02 8 / 2011

The Secret of the Mystery

Here’s my second-most easily exploitable secret: Put your request in the form of a mystery that needs solving and I’ll do just about anything. I need to solve mysteries. Einstein Anderson, Encyclopedia Brown, DuckTales and Batman messed me up as a kid. I had the whole junior private eye shebang: rear-view glasses, magnifying glass (classic Sherlock Holmes), handcuffs, fingerprint kit, jaded detachment, memories I couldn’t forget no matter how much I wanted to.

Despite early career setbacks such as “The Case of What Mommy and Daddy are Doing in There and Why Does it Sound Painful?” and the entanglement of complex clues and suspects that was “The Case of Does God Exist?” and the ensuing follow-up cases it spawned, I remained enamored of the mystery-solving role. 

Even as an adult, I’m irrationally compelled to solve mysteries whenever they pop up around me. I’ll go out of my way to step in a mystery. Sometimes I overhear mundane things and mentally turn them into a mystery, which of course means I have to get involved. Here are some common phrases that trigger my mystery-solving impulse:

  • “Where did I put my phone?”
  • “Who took my beer?”
  • “Why hasn’t she called? It’s been two weeks! I thought we had a good time. Am I that unattractive?”
  • “What is that smell, where is it coming from, and how can we stop it?”
  • “Are you even listening to me? Sometimes I wonder whether you ever listen to me.”
  • “How old are these potatoes? This one looks a little like a fetus.”
  • “Where did you go in your head? What’s more important than what I’m saying to you?”
  • “Who put the cookie in the cookie jar?”
  • “Who murdered my best friend?”
  • “I swear to god — you’re daydreaming about that Sam Spade bullshit again, aren’t you? Are you that obsessed? Why can’t you solve the mystery of why I’m so boring to you that you have to tune me out, like you’re some kind of…” (My memory usually stops around here)
  • “I can’t tell if my hamster is a boy or a girl. I’m pretty sure it should be obvious.”
  • “Instant oatmeal—where does it come from?”
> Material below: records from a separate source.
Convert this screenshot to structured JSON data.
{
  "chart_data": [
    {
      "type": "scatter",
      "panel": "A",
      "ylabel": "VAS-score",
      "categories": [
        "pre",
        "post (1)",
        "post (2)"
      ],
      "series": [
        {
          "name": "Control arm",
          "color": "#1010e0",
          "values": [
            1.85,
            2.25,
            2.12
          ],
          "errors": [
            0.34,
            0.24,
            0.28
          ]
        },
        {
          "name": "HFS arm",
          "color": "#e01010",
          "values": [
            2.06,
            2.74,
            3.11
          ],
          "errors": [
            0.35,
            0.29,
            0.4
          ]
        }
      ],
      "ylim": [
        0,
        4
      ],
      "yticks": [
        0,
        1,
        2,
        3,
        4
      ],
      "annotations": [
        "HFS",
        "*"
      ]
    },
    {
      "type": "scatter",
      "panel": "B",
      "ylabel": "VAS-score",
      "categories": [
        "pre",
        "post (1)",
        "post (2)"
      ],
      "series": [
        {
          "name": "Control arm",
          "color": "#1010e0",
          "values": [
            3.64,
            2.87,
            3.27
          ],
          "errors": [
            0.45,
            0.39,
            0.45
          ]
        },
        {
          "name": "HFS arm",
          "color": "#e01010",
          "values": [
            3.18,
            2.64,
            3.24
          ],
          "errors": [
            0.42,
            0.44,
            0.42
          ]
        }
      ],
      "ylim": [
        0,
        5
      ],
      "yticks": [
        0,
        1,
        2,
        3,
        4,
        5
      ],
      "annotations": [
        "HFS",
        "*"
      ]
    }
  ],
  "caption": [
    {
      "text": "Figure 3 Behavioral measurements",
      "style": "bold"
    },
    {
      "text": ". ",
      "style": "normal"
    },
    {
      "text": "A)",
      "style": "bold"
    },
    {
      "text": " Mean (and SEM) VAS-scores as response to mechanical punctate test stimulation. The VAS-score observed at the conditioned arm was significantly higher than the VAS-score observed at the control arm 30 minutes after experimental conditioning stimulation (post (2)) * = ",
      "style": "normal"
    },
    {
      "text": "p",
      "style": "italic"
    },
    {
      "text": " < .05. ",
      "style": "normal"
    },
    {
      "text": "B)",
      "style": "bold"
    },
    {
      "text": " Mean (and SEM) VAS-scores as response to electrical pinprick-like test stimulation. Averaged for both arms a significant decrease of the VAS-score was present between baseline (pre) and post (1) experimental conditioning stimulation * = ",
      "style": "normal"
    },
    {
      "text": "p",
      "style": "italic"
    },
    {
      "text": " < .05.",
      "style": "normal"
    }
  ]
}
I sometimes think it would be wonderful to solve real cases, but that’s just a pipe dream. The private dick game is nothing like the movies and books. It’s not even like Bored to Death—although I like to believe I’m roughly Jason Schwartzman’s character but younger. No, PI work sounds like a lot of paperwork, doing boring cases, going through the rigmarole. Actually, it sounds like doing homework.

For now, I’m content without extra homework.


Props to Anthony Clark for the title of this post. I stole it from His Nedroid Picture Diary book Beartato and the Secret of the Mystery because I liked it so much.